Ayer me salté el café. Hoy lo tomamos tarde...
La verdad es que estos días ando un poco liada y, encima, tuve que ir de tiendas.
No sé en qué momento pasé del placer al agobio, pero últimamente hacer compras me produce más insatisfacciones que otra cosa: si no encuentro lo que quiero me siento frustrada; si lo encuentro, la alerta de saberme en una sociedad consumista me obliga a replantearme una y otra vez si realmente lo necesito.
Y encima están los tenderos, empleados, dependientes y demás.
A lo mejor es que me estoy haciendo vieja o algo, pero la mayoría me parecen unos incompetentes. Odio entrar en una tienda y que te traten con indiferencia, o con prepotencia.... o como a una idiota. Señora, si le digo que mi talla es una 42 no trate de meterme en una 38 porque no lo va a conseguir, se lo aseguro.
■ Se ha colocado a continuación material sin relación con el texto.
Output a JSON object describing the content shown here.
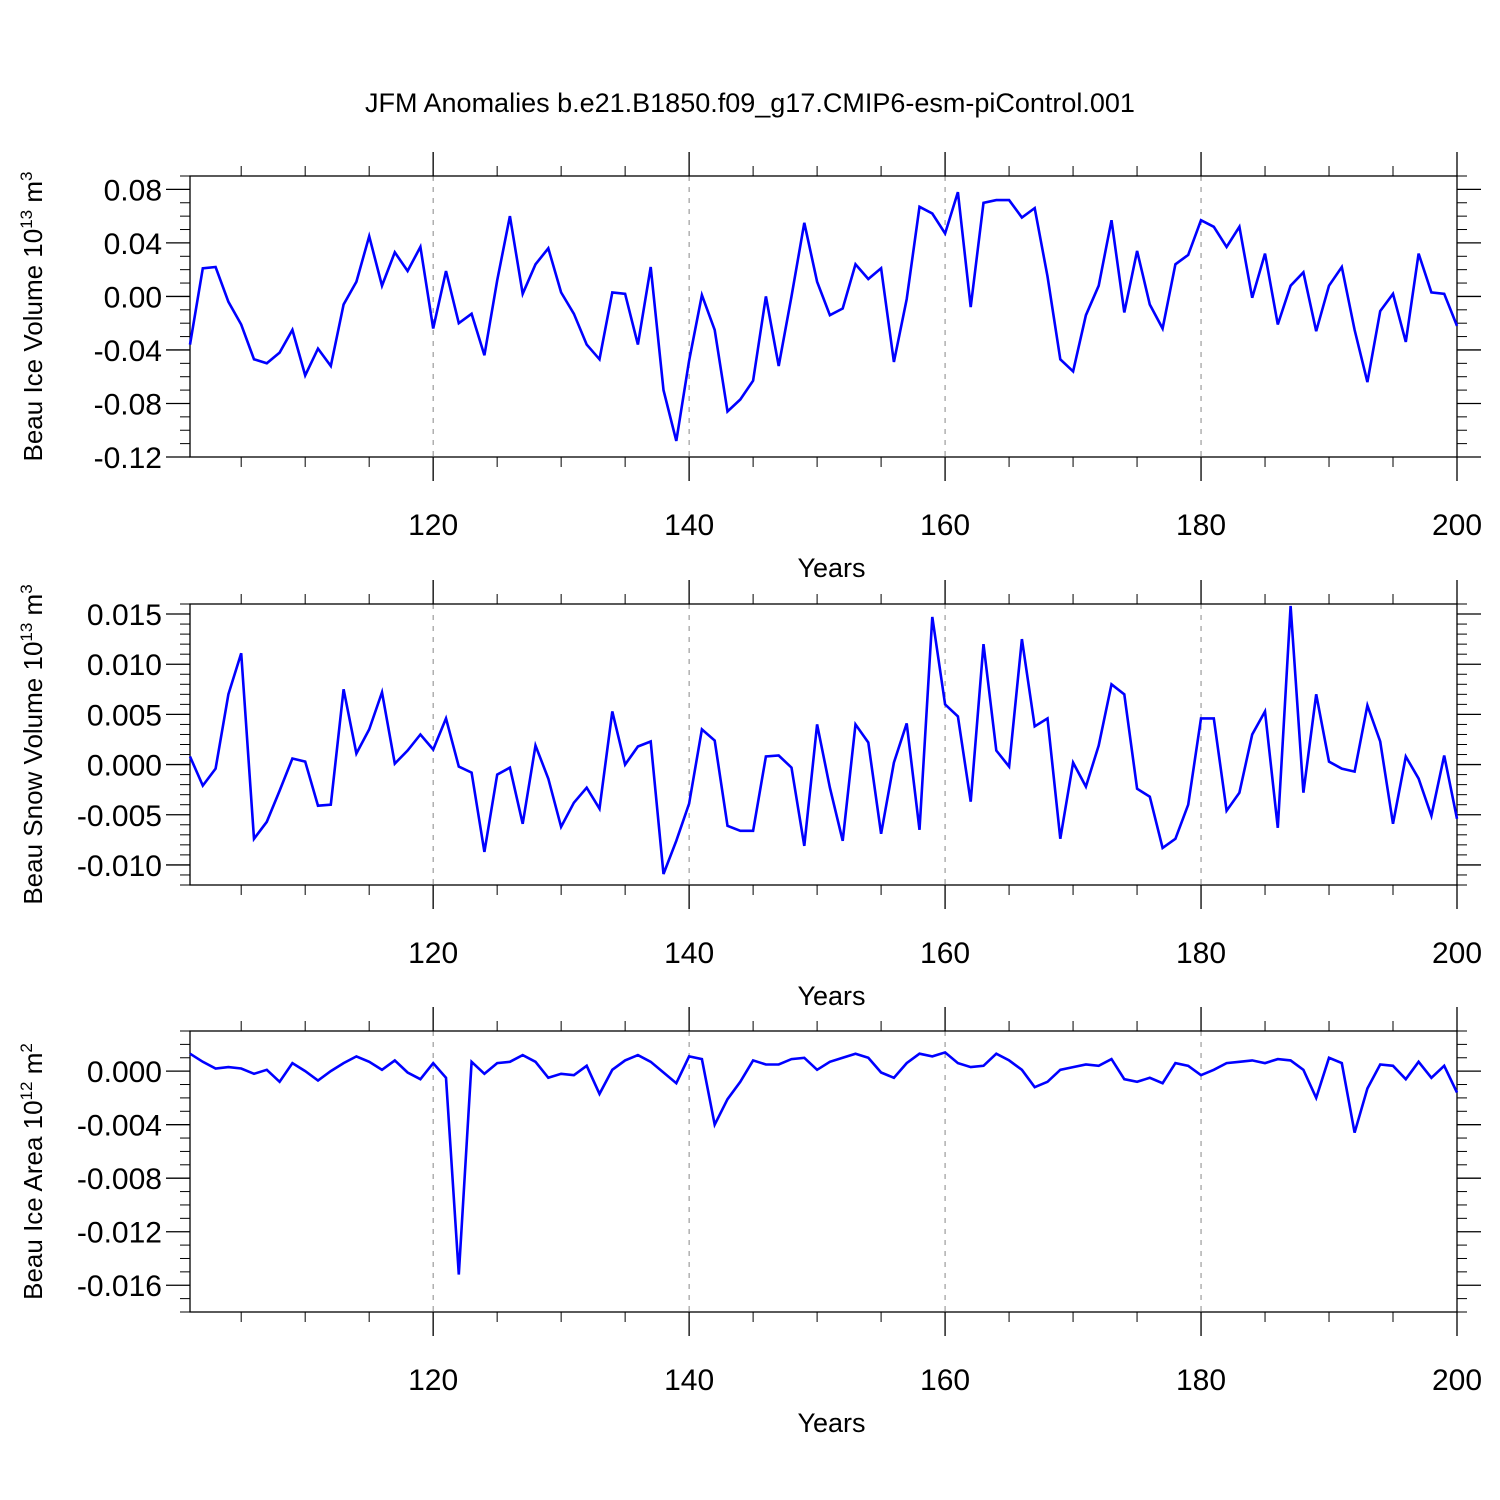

Y si el zapato que me pruebo tiene un defecto, reconózcalo, porque no me lo voy a llevar y usted va a quedar como una estúpida (y no, no tiene que notarse la prensa de la horma de la fábrica ¿o usted apreciar una arruga enorme en la piel de toooodos los zapatos?)
No me gusta que me adulen constantemente ni que me presionen para que compre; pero tampoco está bien que me ignoren con cara de sueño detrás de un mostrador y me tenga que atender yo misma, o que cuchicheen con su compañero (aunque a lo mejor no sea de mí)
El dependiente ideal es aquel que te trata como a una persona, con educación y buen humor. Es tan importante que a veces dan ganas de comprar solo por lo majos que son. En serio.
En definitiva, es como el provervio chino (de Confucio, creo): si no sabes sonreír, no pongas tienda.